Gastvortrag
26/05/2025
18:00 Uhr
Barbara Wittmann: Sich sammeln: Claude Lorrains Ökonomie des Werks
DOR 24
Raum 1.201
Zwischen 1636 und 1682 kopierte der franko-römische Landschaftsmaler Claude Lorrain einen Großteil seiner Gemälde in einem Skizzenbuch, bevor sie seine Werkstätte verließen. Mit diesem Liber Veritatis schuf er eine frühe Form der Selbstarchivierung, die über die Dokumentation von Werken in den Künstlerviten und Inventaren der Frühen Neuzeit weit hinausging. Die Aufzeichnung sollte ihm die Kontrolle über seine Kunst in einer Zeit sichern, in der Nachahmer zunehmend versuchten, seine Gemälde zu fälschen.
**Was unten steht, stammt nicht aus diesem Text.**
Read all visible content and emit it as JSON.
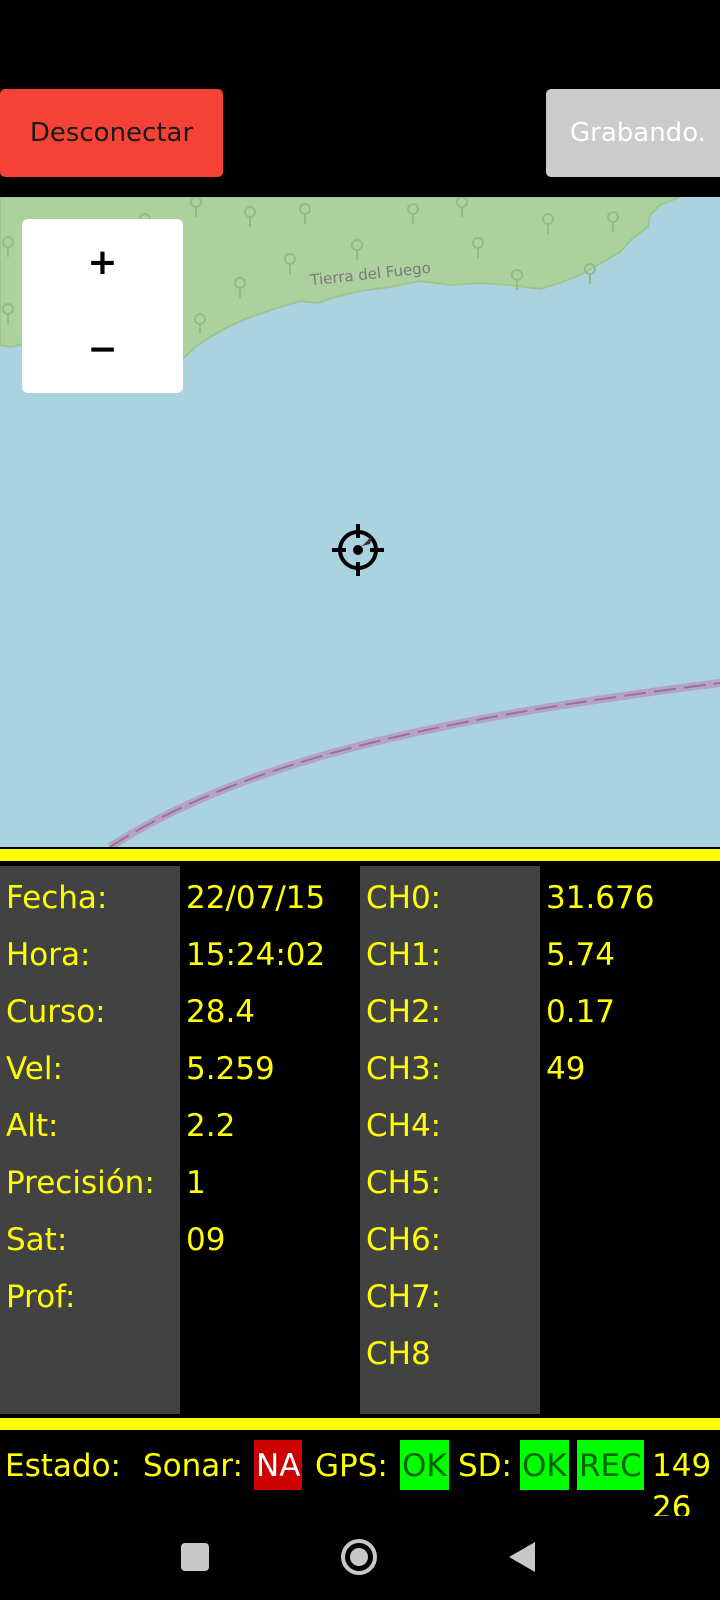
{
  "toolbar": {
    "disconnect_label": "Desconectar",
    "record_label": "Grabando."
  },
  "map": {
    "zoom_in": "+",
    "zoom_out": "−",
    "place_label": "Tierra del Fuego"
  },
  "info_labels": [
    "Fecha:",
    "Hora:",
    "Curso:",
    "Vel:",
    "Alt:",
    "Precisión:",
    "Sat:",
    "Prof:"
  ],
  "info_values": [
    "22/07/15",
    "15:24:02",
    "28.4",
    "5.259",
    "2.2",
    "1",
    "09",
    ""
  ],
  "channel_labels": [
    "CH0:",
    "CH1:",
    "CH2:",
    "CH3:",
    "CH4:",
    "CH5:",
    "CH6:",
    "CH7:",
    "CH8"
  ],
  "channel_values": [
    "31.676",
    "5.74",
    "0.17",
    "49"
  ],
  "status": {
    "estado_label": "Estado:",
    "sonar_label": "Sonar:",
    "sonar_value": "NA",
    "gps_label": "GPS:",
    "gps_value": "OK",
    "sd_label": "SD:",
    "sd_value": "OK",
    "rec_value": "REC",
    "extra_value_1": "149",
    "extra_value_2": "26"
  },
  "colors": {
    "accent_yellow": "#ffff00",
    "disconnect_red": "#f44336",
    "sea": "#aad3df",
    "land": "#add19e",
    "badge_ok": "#00ff00",
    "badge_na": "#cc0000"
  }
}
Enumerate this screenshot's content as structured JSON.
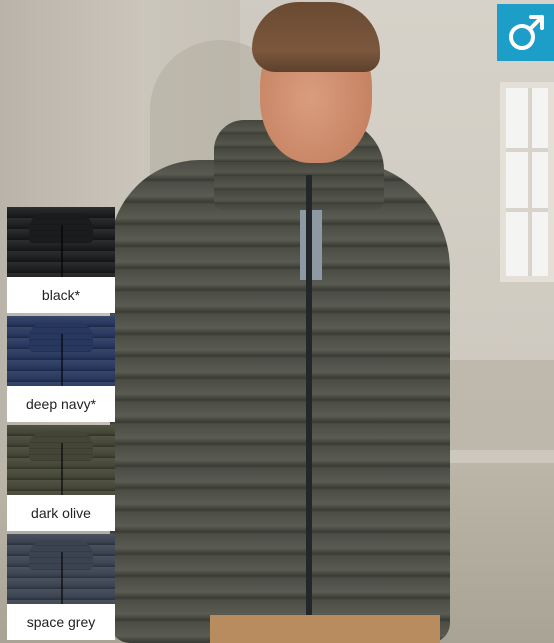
{
  "gender_badge": {
    "icon": "male-symbol-icon",
    "color": "#1d9ec9"
  },
  "swatches": [
    {
      "label": "black*",
      "color": "#1b1c1e"
    },
    {
      "label": "deep navy*",
      "color": "#27375e"
    },
    {
      "label": "dark olive",
      "color": "#444536"
    },
    {
      "label": "space grey",
      "color": "#3b4351"
    }
  ]
}
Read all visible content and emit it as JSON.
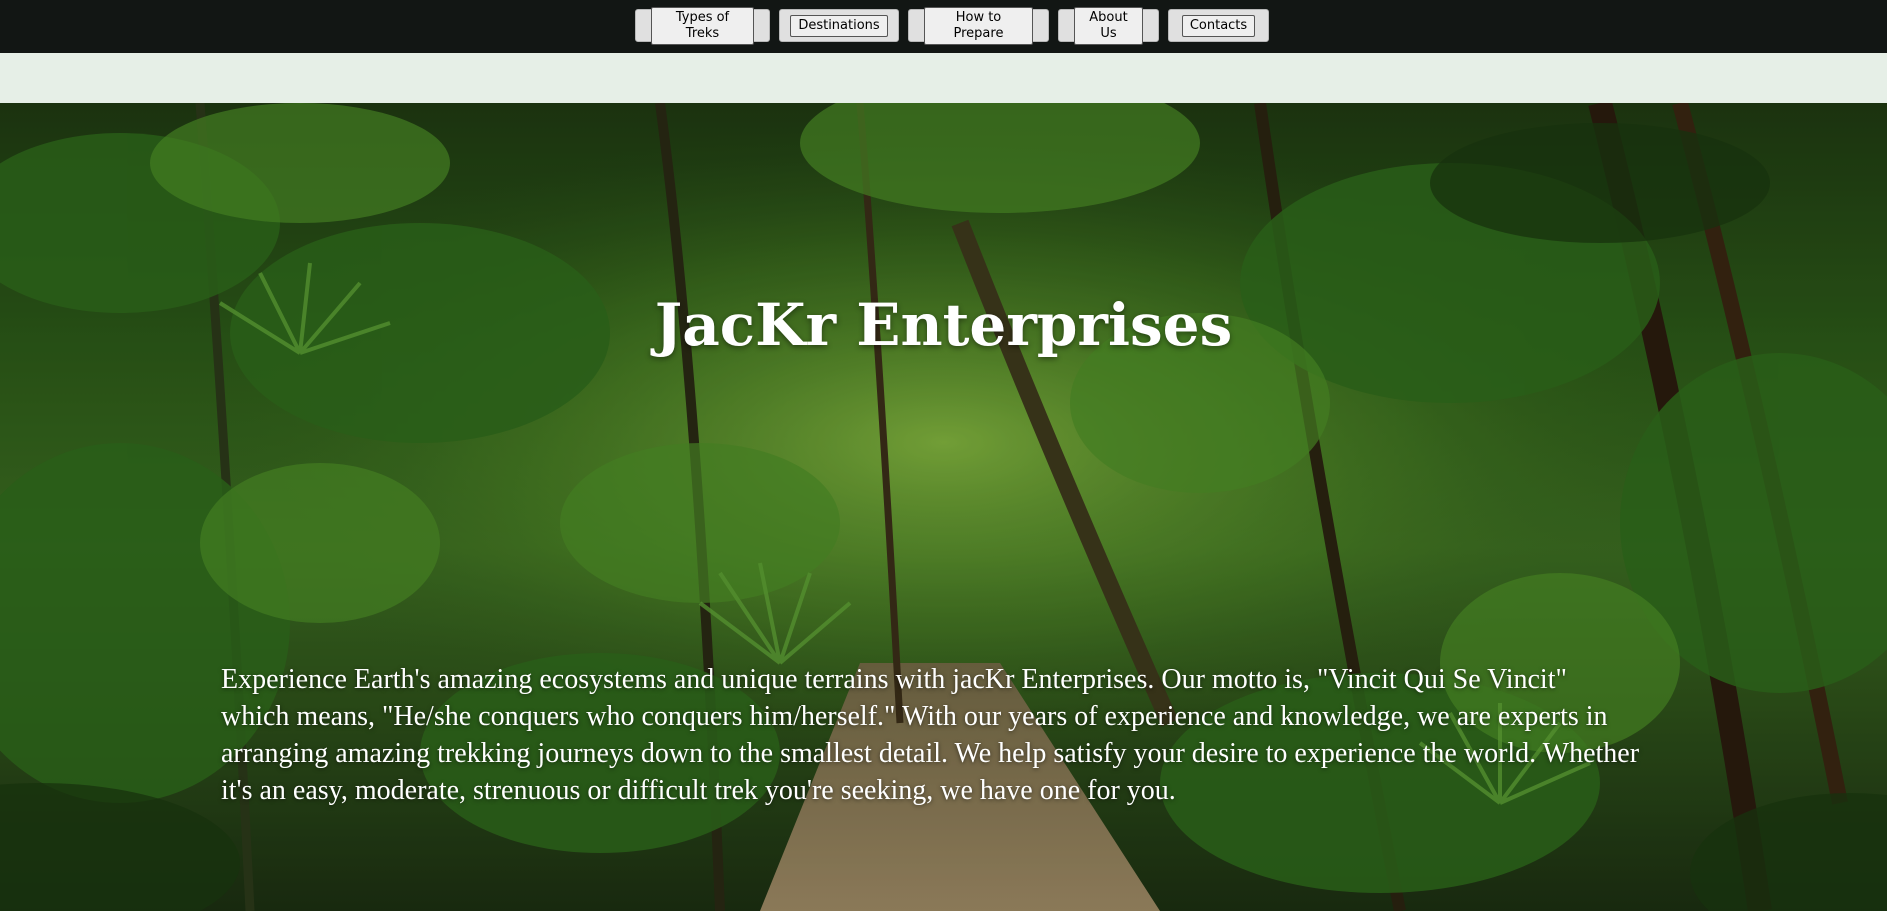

Dennoch handelt es sich bei Lorrains Skizzenbuch nicht um ein juristisches Instrument zur Bekämpfung von illegitimen Kopien. Es diente vielmehr der symbolischen Rückgewinnung seiner Werke: Mit Hilfe des Liber Veritatis löste Lorrain die Gemälde aus der Abhängigkeit der Sammlungen seiner Auftraggeber und überführte sie in eine eigene Werkordnung. Im Vortrag wird die Ökonomie dieses nahezu lebenslangen Projekts untersucht und gezeigt, wie die Aufzeichnungspraxis die Herausbildung des Œuvre als Kunstwerk zweiter Ordnung beförderte.